REIT trio taps markets for cheap finance

Three of the UK’s biggest REITs are raising over £1.1bn of cheap money on the bond markets. Last week Capital Shopping Centres announced a £300m, six-year convertible bond issue, which may be extended by £50m, while Hammerson closed a seven-year senior, unsecured corporate bond, raising €500m.

British Land closed a £400m five-year convertible issue earlier this month. Hammerson’s was priced at 145 basis points over the swap rate, paying a 2.75% coupon.

British Land’s coupon is 1.5%, with a 693p conversion price, a 31.25% premium above the average share price from launch to pricing. CSC’s money is likely to be more expensive, with an expected 1.75%-2.25% coupon and 30-35% conversion price above the share price at issue.

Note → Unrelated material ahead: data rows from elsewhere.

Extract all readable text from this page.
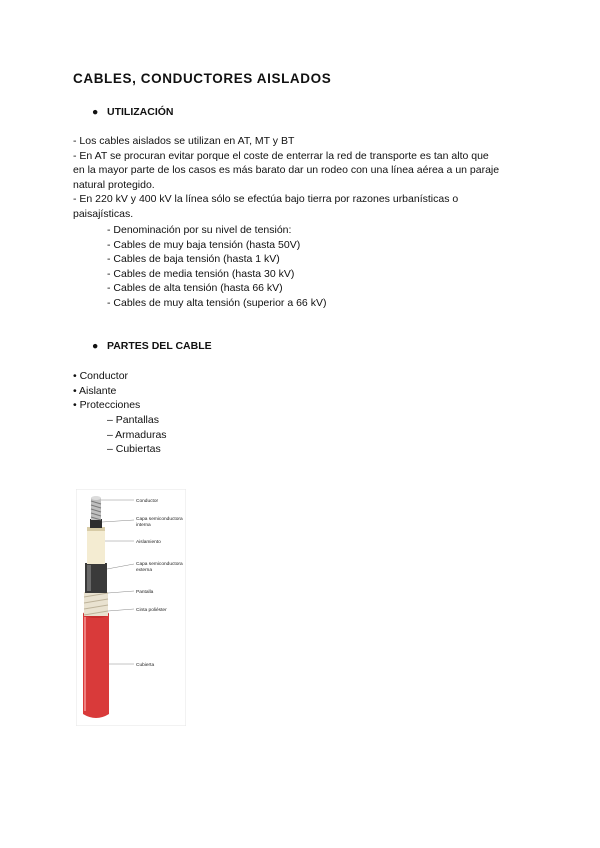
CABLES, CONDUCTORES AISLADOS
● UTILIZACIÓN
- Los cables aislados se utilizan en AT, MT y BT
- En AT se procuran evitar porque el coste de enterrar la red de transporte es tan alto que
en la mayor parte de los casos es más barato dar un rodeo con una línea aérea a un paraje
natural protegido.
- En 220 kV y 400 kV la línea sólo se efectúa bajo tierra por razones urbanísticas o
paisajísticas.
- Denominación por su nivel de tensión:
- Cables de muy baja tensión (hasta 50V)
- Cables de baja tensión (hasta 1 kV)
- Cables de media tensión (hasta 30 kV)
- Cables de alta tensión (hasta 66 kV)
- Cables de muy alta tensión (superior a 66 kV)
● PARTES DEL CABLE
• Conductor
• Aislante
• Protecciones
– Pantallas
– Armaduras
– Cubiertas
Conductor
Capa semiconductora
interna
Aislamiento
Capa semiconductora
externa
Pantalla
Cinta poliéster
Cubierta
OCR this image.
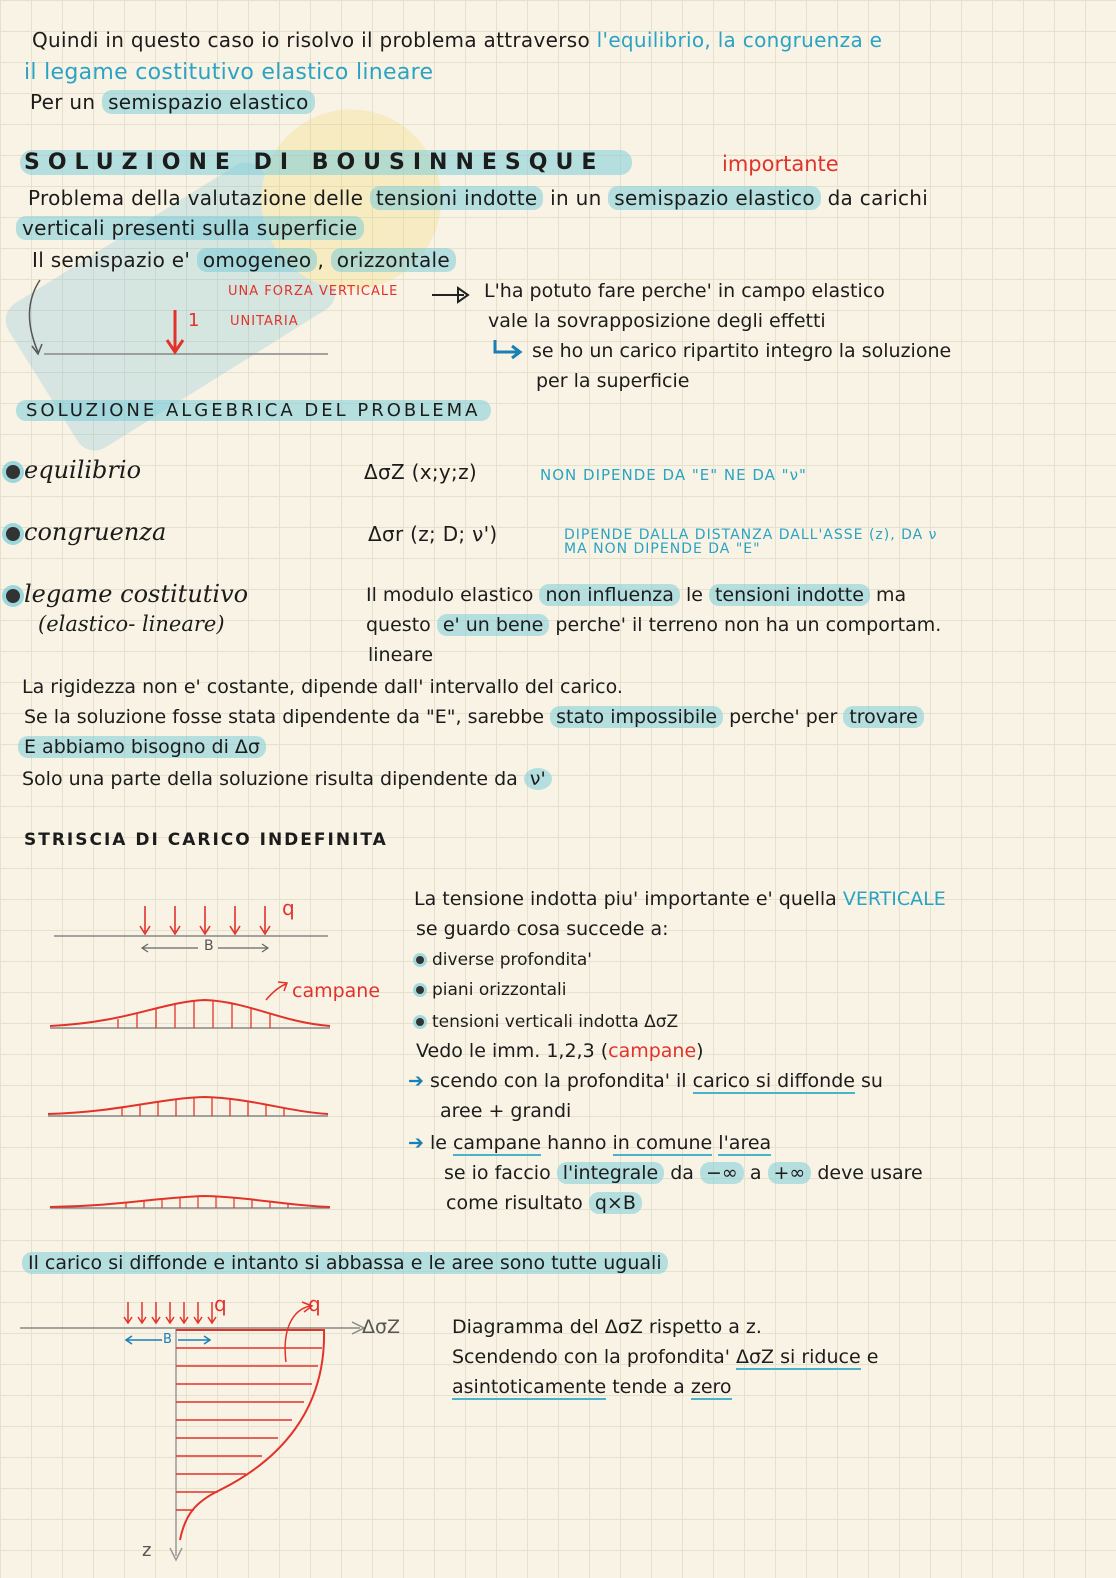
Quindi in questo caso io risolvo il problema attraverso l'equilibrio, la congruenza e
il legame costitutivo elastico lineare
Per un semispazio elastico
SOLUZIONE DI BOUSINNESQUE	importante
Problema della valutazione delle tensioni indotte in un semispazio elastico da carichi
verticali presenti sulla superficie
Il semispazio e' omogeneo , orizzontale
1
UNA FORZA VERTICALE
UNITARIA
L'ha potuto fare perche' in campo elastico
vale la sovrapposizione degli effetti
se ho un carico ripartito integro la soluzione
per la superficie
SOLUZIONE ALGEBRICA DEL PROBLEMA
equilibrio	ΔσZ (x;y;z)	NON DIPENDE DA "E" NE DA "ν"
congruenza	Δσr (z; D; ν')	DIPENDE DALLA DISTANZA DALL'ASSE (z), DA ν
MA NON DIPENDE DA "E"
legame costitutivo
(elastico- lineare)
Il modulo elastico non influenza le tensioni indotte ma
questo e' un bene perche' il terreno non ha un comportam.
lineare
La rigidezza non e' costante, dipende dall' intervallo del carico.
Se la soluzione fosse stata dipendente da "E", sarebbe stato impossibile perche' per trovare
E abbiamo bisogno di Δσ
Solo una parte della soluzione risulta dipendente da ν'
STRISCIA DI CARICO INDEFINITA
q
B
campane
La tensione indotta piu' importante e' quella VERTICALE
se guardo cosa succede a:
diverse profondita'
piani orizzontali
tensioni verticali indotta ΔσZ
Vedo le imm. 1,2,3 (campane)
➔ scendo con la profondita' il carico si diffonde su
aree + grandi
➔ le campane hanno in comune l'area
se io faccio l'integrale da −∞ a +∞ deve usare
come risultato q×B
Il carico si diffonde e intanto si abbassa e le aree sono tutte uguali
q	q
B
ΔσZ
z
Diagramma del ΔσZ rispetto a z.
Scendendo con la profondita' ΔσZ si riduce e
asintoticamente tende a zero
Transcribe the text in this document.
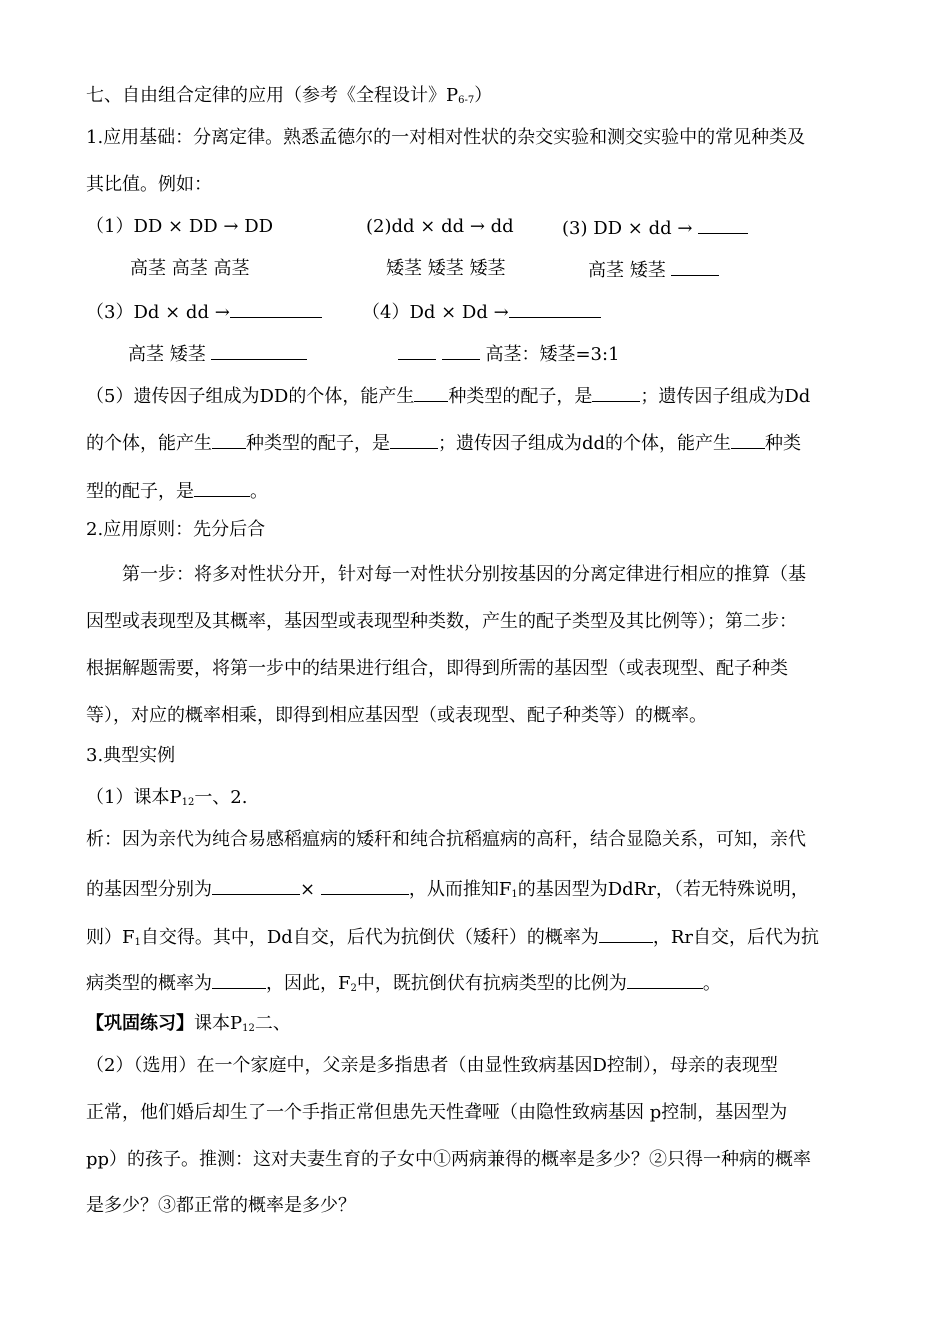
七、自由组合定律的应用（参考《全程设计》$P_{6-7}$）
1.应用基础：分离定律。熟悉孟德尔的一对相对性状的杂交实验和测交实验中的常见种类及
其比值。例如：
（1）DD × DD → DD	(2)dd × dd → dd	(3) DD × dd →
高茎 高茎 高茎	矮茎 矮茎 矮茎	高茎 矮茎
（3）Dd × dd →	（4）Dd × Dd →
高茎 矮茎	高茎：矮茎=3:1
（5）遗传因子组成为DD的个体，能产生 种类型的配子，是	；遗传因子组成为Dd
的个体，能产生 种类型的配子，是	；遗传因子组成为dd的个体，能产生 种类
型的配子，是	。
2.应用原则：先分后合
第一步：将多对性状分开，针对每一对性状分别按基因的分离定律进行相应的推算（基
因型或表现型及其概率，基因型或表现型种类数，产生的配子类型及其比例等）；第二步：
根据解题需要，将第一步中的结果进行组合，即得到所需的基因型（或表现型、配子种类
等），对应的概率相乘，即得到相应基因型（或表现型、配子种类等）的概率。
3.典型实例
（1）课本$P_{12}$一、2.
析：因为亲代为纯合易感稻瘟病的矮秆和纯合抗稻瘟病的高秆，结合显隐关系，可知，亲代
的基因型分别为	×	，从而推知$F_1$的基因型为DdRr，（若无特殊说明，
则）$F_1$自交得。其中，Dd自交，后代为抗倒伏（矮秆）的概率为	，Rr自交，后代为抗
病类型的概率为	，因此，$F_2$中，既抗倒伏有抗病类型的比例为	。
【巩固练习】课本$P_{12}$二、
（2）（选用）在一个家庭中，父亲是多指患者（由显性致病基因D控制），母亲的表现型
正常，他们婚后却生了一个手指正常但患先天性聋哑（由隐性致病基因 p控制，基因型为
pp）的孩子。推测：这对夫妻生育的子女中①两病兼得的概率是多少？②只得一种病的概率
是多少？③都正常的概率是多少？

Espirito Santo Investment Bank said the issues “continued the real estate sector’s trend for  diversifying funding sources away from secured bank debt”.

CSC will use the capital to refinance debt drawn under the company’s five-year revolving credit facility, which carries a 175bps margin over Libor.

The UK’s biggest shopping centre owner, where deal-maker John Whittaker is now deputy chairman, is considering selling  up to 25% stakes in some malls to provide further funding. Hammerson said the issue would give it £2.8bn to fund growth in prime malls, retail parks and outlet villages.